Chris thought for a minute. “I guess maybe holding on to the hurt and sense of injury, not letting it go, interferes with my relationship with Jesus. If I spend my time and energy nursing a grudge, or wallowing in pain, then I get stuck there. Like how it could have been an obstacle between you and me—it was also an obstacle between us and God that we need to hand over to him, and not let it shut us down.”

She looked at me with smiling eyes. “I mean, if I stayed wound up in how Dave hurt me, how would I have time and energy to read through Matthew with you, or do things with the other girls, or get any school work done? It would be a serious drag.”

I scratched at the letters again, slowly. “But it still hurts, doesn’t it?”

“Yeah, but it doesn’t eat me up; it doesn’t control me. Usually, anyway. I feel the hurt, but I try to turn it over to God and not cling to it.”

Her gaze sharpened, and I felt her waiting, silently questioning.

Looking up quickly to make sure the door to my room was closed, I spoke in a low voice.

“So if I don’t forgive the guy who raped me as a kid, then that could become an obstacle in my relationship with God.” My eyes were riveted on the worn carpet.

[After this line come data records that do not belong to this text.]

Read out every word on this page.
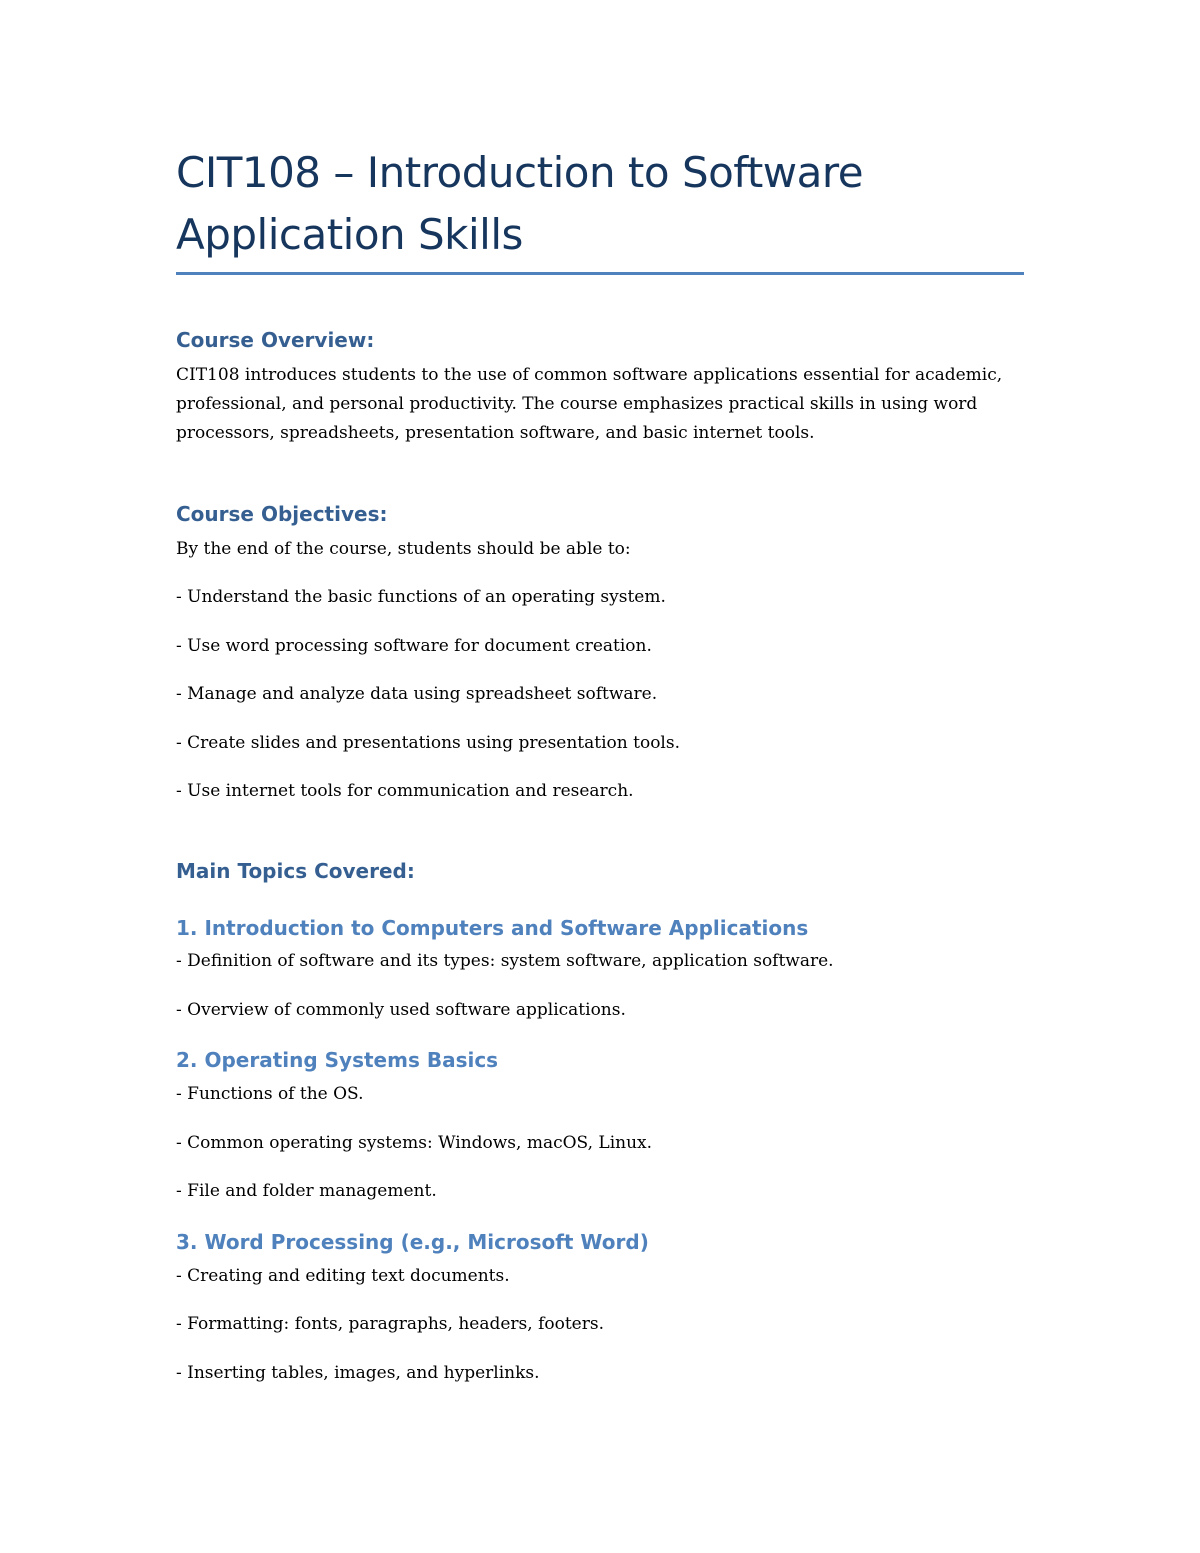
CIT108 – Introduction to Software Application Skills
Course Overview:

CIT108 introduces students to the use of common software applications essential for academic, professional, and personal productivity. The course emphasizes practical skills in using word processors, spreadsheets, presentation software, and basic internet tools.

Course Objectives:

By the end of the course, students should be able to:

- Understand the basic functions of an operating system.

- Use word processing software for document creation.

- Manage and analyze data using spreadsheet software.

- Create slides and presentations using presentation tools.

- Use internet tools for communication and research.

Main Topics Covered:
1. Introduction to Computers and Software Applications

- Definition of software and its types: system software, application software.

- Overview of commonly used software applications.

2. Operating Systems Basics

- Functions of the OS.

- Common operating systems: Windows, macOS, Linux.

- File and folder management.

3. Word Processing (e.g., Microsoft Word)

- Creating and editing text documents.

- Formatting: fonts, paragraphs, headers, footers.

- Inserting tables, images, and hyperlinks.
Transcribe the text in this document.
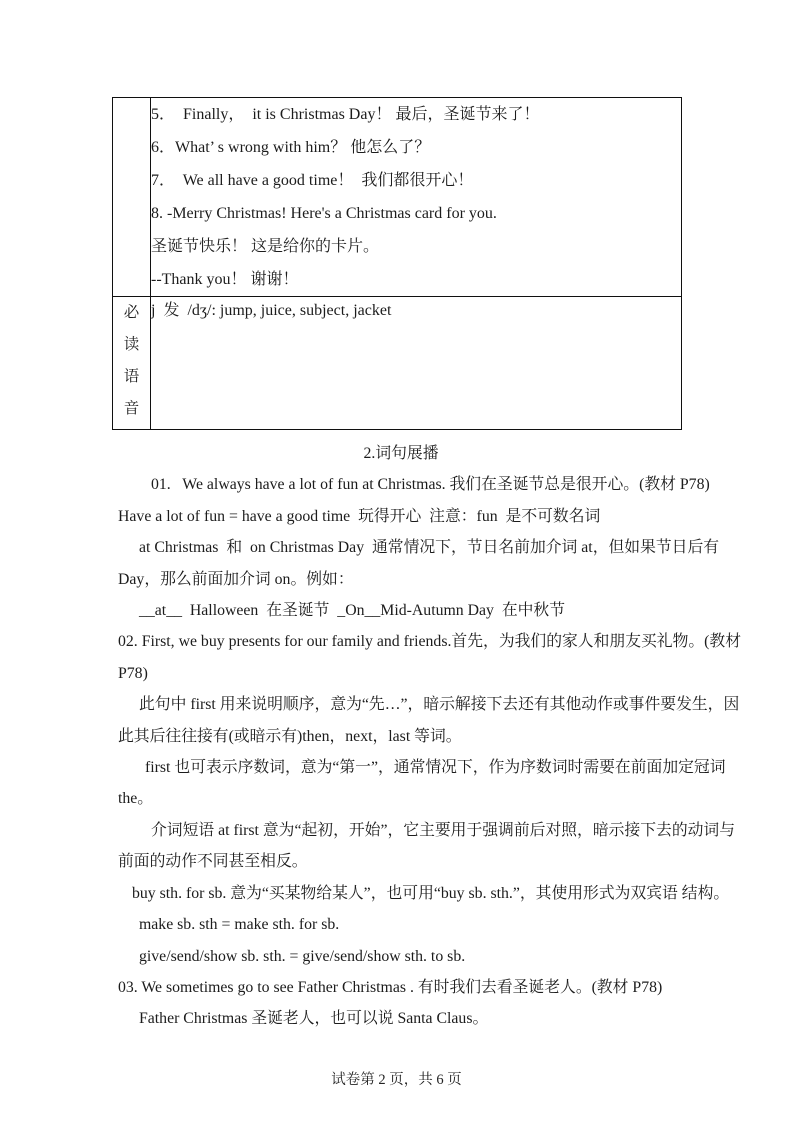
5．  Finally，  it is Christmas Day！ 最后，圣诞节来了！
6．What’ s wrong with him？ 他怎么了？
7．  We all have a good time！  我们都很开心！
8. -Merry Christmas! Here's a Christmas card for you.
圣诞节快乐！ 这是给你的卡片。
--Thank you！ 谢谢！

必
读
语
音	j  发  /dʒ/: jump, juice, subject, jacket
2.词句展播
01.   We always have a lot of fun at Christmas. 我们在圣诞节总是很开心。(教材 P78)
Have a lot of fun = have a good time  玩得开心  注意：fun  是不可数名词
at Christmas  和  on Christmas Day  通常情况下，节日名前加介词 at，但如果节日后有
Day，那么前面加介词 on。例如：
__at__  Halloween  在圣诞节  _On__Mid-Autumn Day  在中秋节
02. First, we buy presents for our family and friends.首先，为我们的家人和朋友买礼物。(教材
P78)
此句中 first 用来说明顺序，意为“先…”，暗示解接下去还有其他动作或事件要发生，因
此其后往往接有(或暗示有)then，next，last 等词。
first 也可表示序数词，意为“第一”，通常情况下，作为序数词时需要在前面加定冠词
the。
介词短语 at first 意为“起初，开始”，它主要用于强调前后对照，暗示接下去的动词与
前面的动作不同甚至相反。
buy sth. for sb. 意为“买某物给某人”，也可用“buy sb. sth.”，其使用形式为双宾语 结构。
make sb. sth = make sth. for sb.
give/send/show sb. sth. = give/send/show sth. to sb.
03. We sometimes go to see Father Christmas . 有时我们去看圣诞老人。(教材 P78)
Father Christmas 圣诞老人，也可以说 Santa Claus。
试卷第 2 页，共 6 页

Chris let out a breath with the sound usually written as, “Whew!”

“Bobbie…” She stopped, tried again. “I… well, I don’t think you have to put yourself at risk, or anything…”

My dark, sarcastic sense of humor came to my rescue. “I don’t see myself running to Nebraska to give him a big bear hug, no.”

Christine’s quiet laugh was tinged with sadness.

I rubbed my forehead vigorously, as if trying to erase some mark. “But what will it look like?”

“I don’t know.” Chris leaned forward and took my hand. “I guess we should just ask? Maybe all you need to do to start is tell Jesus that you don’t want it to be an obstacle, but you don’t know how to get started or what to do. He won’t leave you all alone to do it yourself, I’m sure of that.”